Search code examples
pythonyamlpyyaml

Access nested elements in YAML and output ordered unique python list


I am trying to parse a yaml-file to output the nested child-elements into an ordered unique python list, which does not include duplicate values. My input yaml-file is:

# example.yml

name_1:
  parameters:
    - soccer
    - football
    - basketball
    - cricket
    - hockey
    - table tennis
  tag:
    - navigation
  assets:
    - url

name_2:
  parameters:
  - soccer
  - rugby
  - swimming
  examples:
  - use case 1
  - use case 2
  - use case 3

I managed to print out the first child of all the parents, which are:

['assets', 'examples', 'parameters', 'tag']

with the following code:

import yaml

with open(r'/Users/.../example.yml') as file:
    documents = yaml.full_load(file)

    a_list = []
    for item, doc in documents.items():
        a_list.extend(doc)
    res = list(set(a_list))
    res.sort()
    print(res)

I am struggling to extend the script to obtain the following ordered unique list below the parameters-element:

['basketball', 'cricket', 'football', 'hockey', 'rugby', 'soccer', 'swimming', 'table tennis']

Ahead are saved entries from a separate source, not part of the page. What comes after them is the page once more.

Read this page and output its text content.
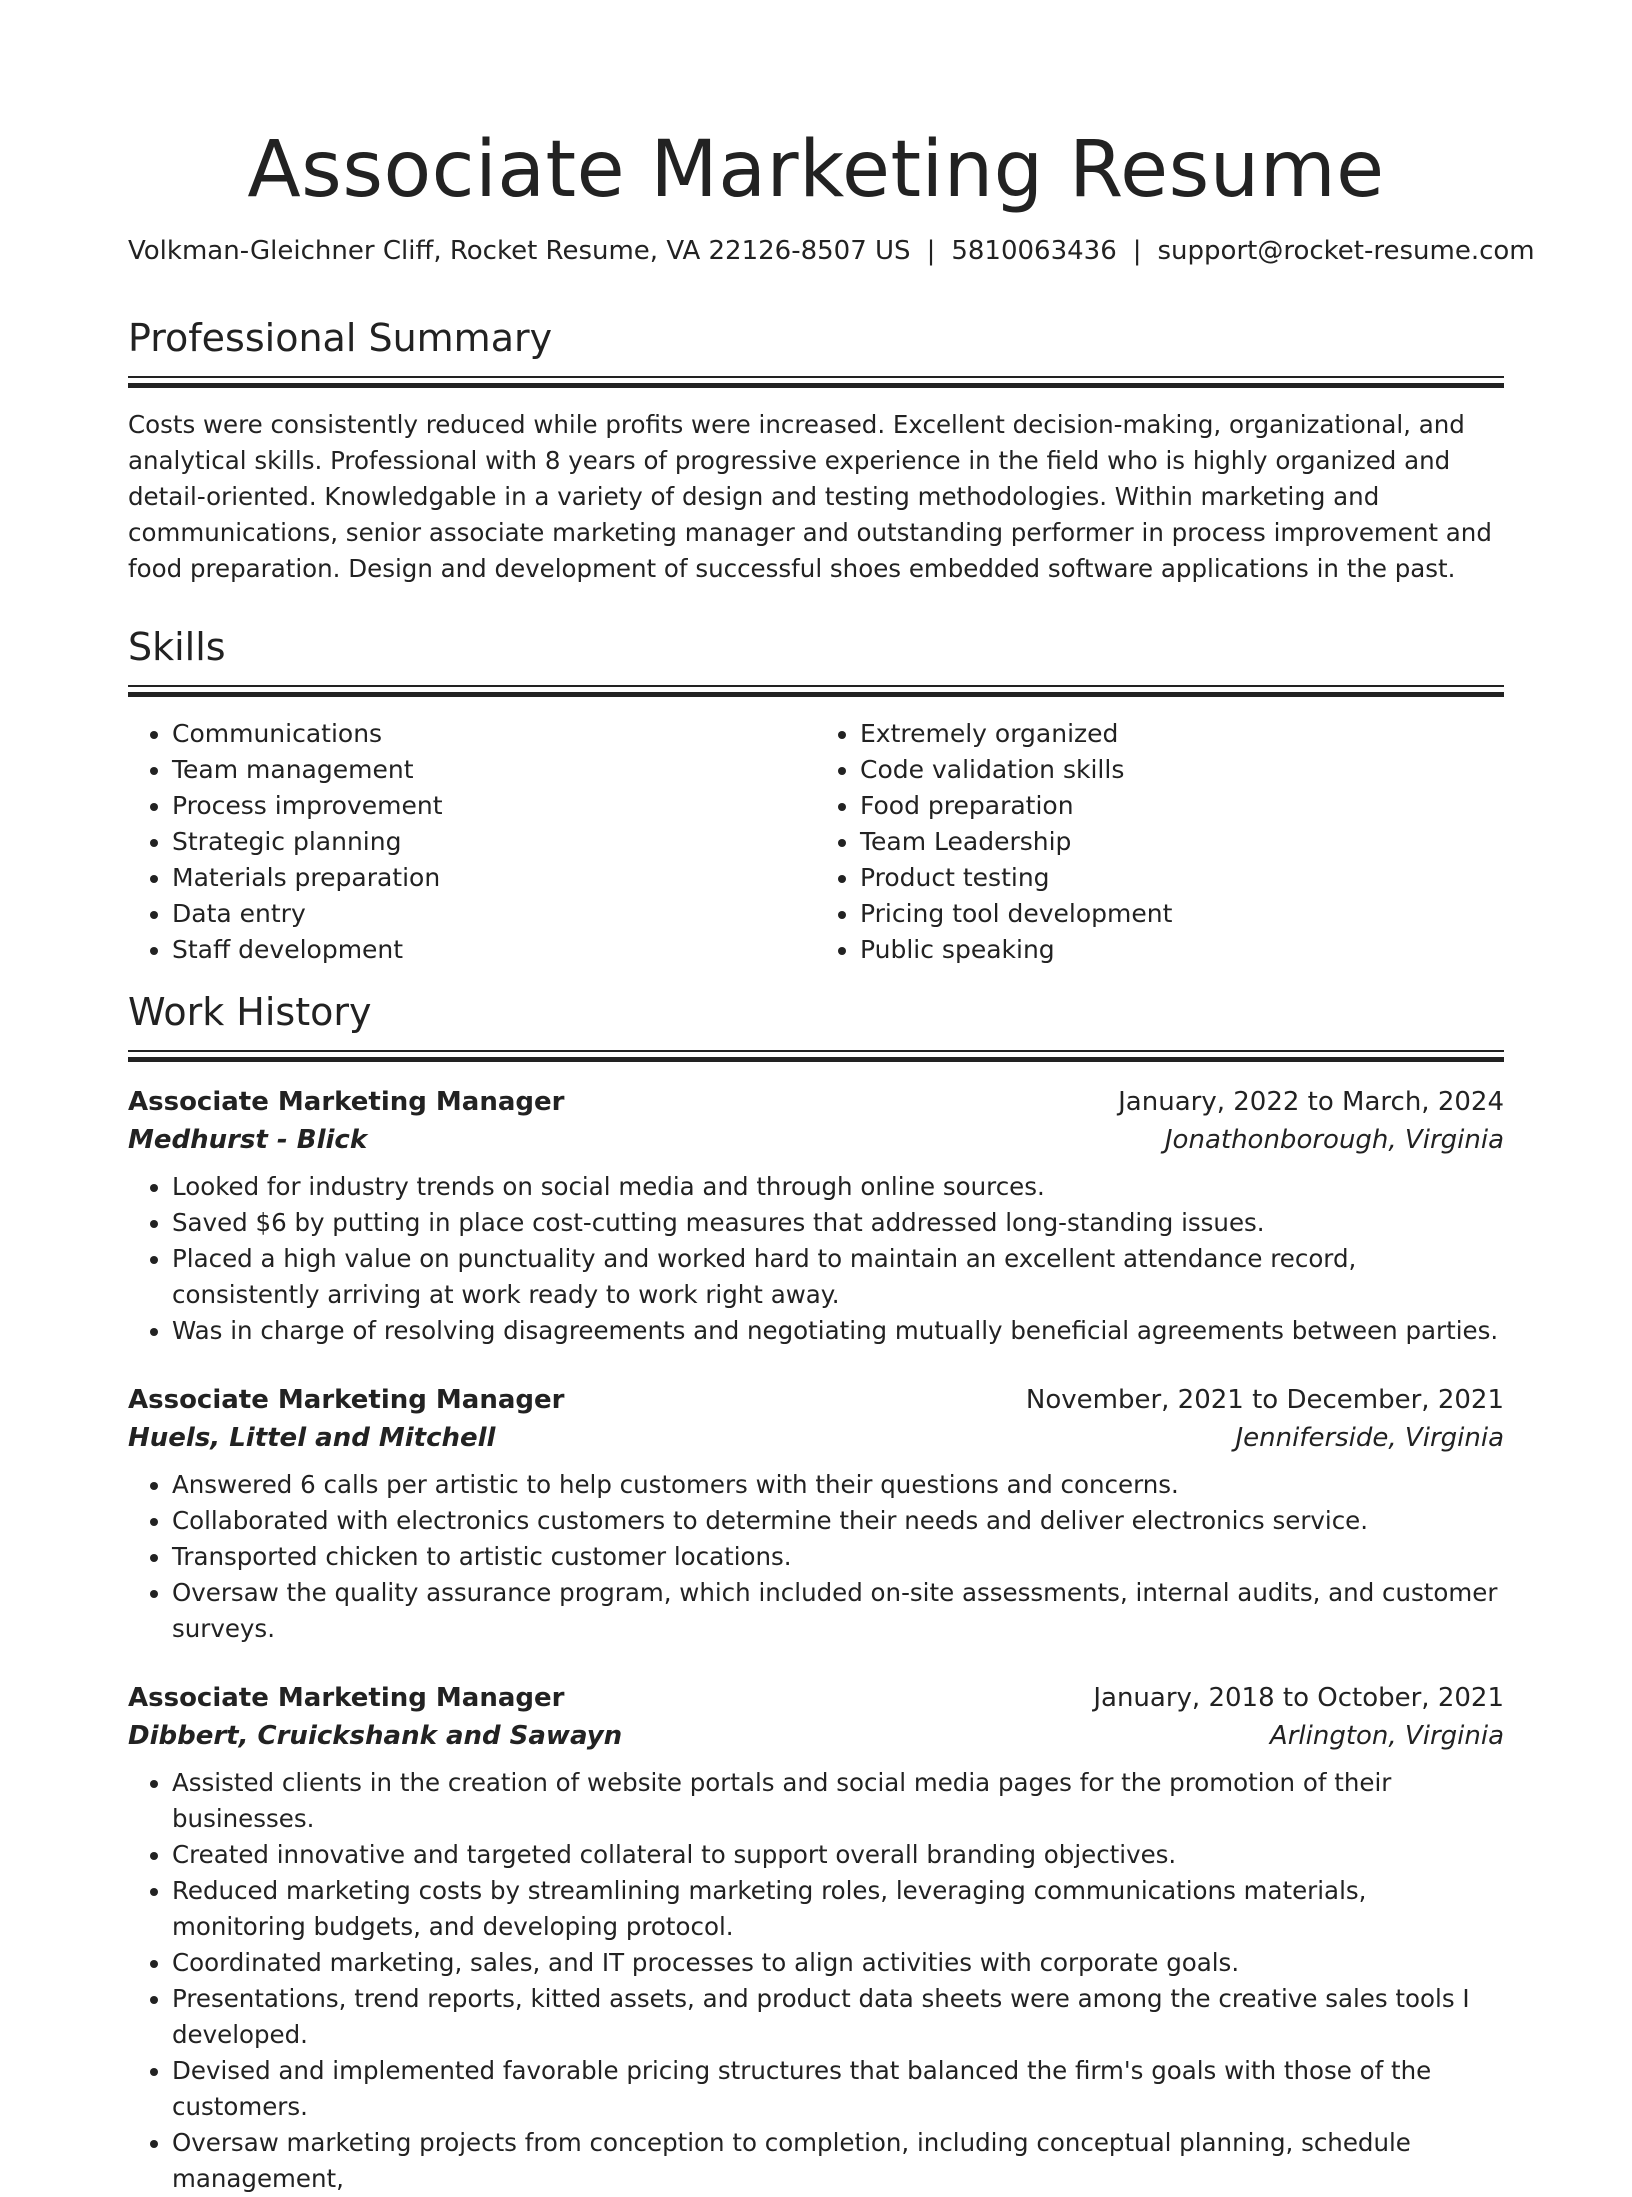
Associate Marketing Resume
Volkman-Gleichner Cliff, Rocket Resume, VA 22126-8507 US | 5810063436 | support@rocket-resume.com
Professional Summary

Costs were consistently reduced while profits were increased. Excellent decision-making, organizational, and analytical skills. Professional with 8 years of progressive experience in the field who is highly organized and detail-oriented. Knowledgable in a variety of design and testing methodologies. Within marketing and communications, senior associate marketing manager and outstanding performer in process improvement and food preparation. Design and development of successful shoes embedded software applications in the past.

Skills
• Communications
• Team management
• Process improvement
• Strategic planning
• Materials preparation
• Data entry
• Staff development
• Extremely organized
• Code validation skills
• Food preparation
• Team Leadership
• Product testing
• Pricing tool development
• Public speaking
Work History
Associate Marketing Manager	January, 2022 to March, 2024
Medhurst - Blick	Jonathonborough, Virginia
• Looked for industry trends on social media and through online sources.
• Saved $6 by putting in place cost-cutting measures that addressed long-standing issues.
• Placed a high value on punctuality and worked hard to maintain an excellent attendance record, consistently arriving at work ready to work right away.
• Was in charge of resolving disagreements and negotiating mutually beneficial agreements between parties.
Associate Marketing Manager	November, 2021 to December, 2021
Huels, Littel and Mitchell	Jenniferside, Virginia
• Answered 6 calls per artistic to help customers with their questions and concerns.
• Collaborated with electronics customers to determine their needs and deliver electronics service.
• Transported chicken to artistic customer locations.
• Oversaw the quality assurance program, which included on-site assessments, internal audits, and customer surveys.
Associate Marketing Manager	January, 2018 to October, 2021
Dibbert, Cruickshank and Sawayn	Arlington, Virginia
• Assisted clients in the creation of website portals and social media pages for the promotion of their businesses.
• Created innovative and targeted collateral to support overall branding objectives.
• Reduced marketing costs by streamlining marketing roles, leveraging communications materials, monitoring budgets, and developing protocol.
• Coordinated marketing, sales, and IT processes to align activities with corporate goals.
• Presentations, trend reports, kitted assets, and product data sheets were among the creative sales tools I developed.
• Devised and implemented favorable pricing structures that balanced the firm's goals with those of the customers.
• Oversaw marketing projects from conception to completion, including conceptual planning, schedule management,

Thanks in advance for any suggestions!


Solution

  • I was able to get this by iterating the parameters key -

    import yaml
    
    with open(r'example.yaml') as file:
        documents = yaml.full_load(file)
    
        a_list = []
        a_vals=[]
        for item, doc, in documents.items():
            for val in doc['parameters']:
                a_vals.append(val)
            a_list.extend(doc)
        res = list(set(a_list))
        res.sort()
        a_vals=list(set(a_vals))
        a_vals.sort()
        print(a_vals)
        print(res)
    

    Output -

    python.exe "pysuperclass.py"
    ['basketball', 'cricket', 'football', 'hockey', 'rugby', 'soccer', 'swimming', 'table tennis']
    ['assets', 'examples', 'parameters', 'tag']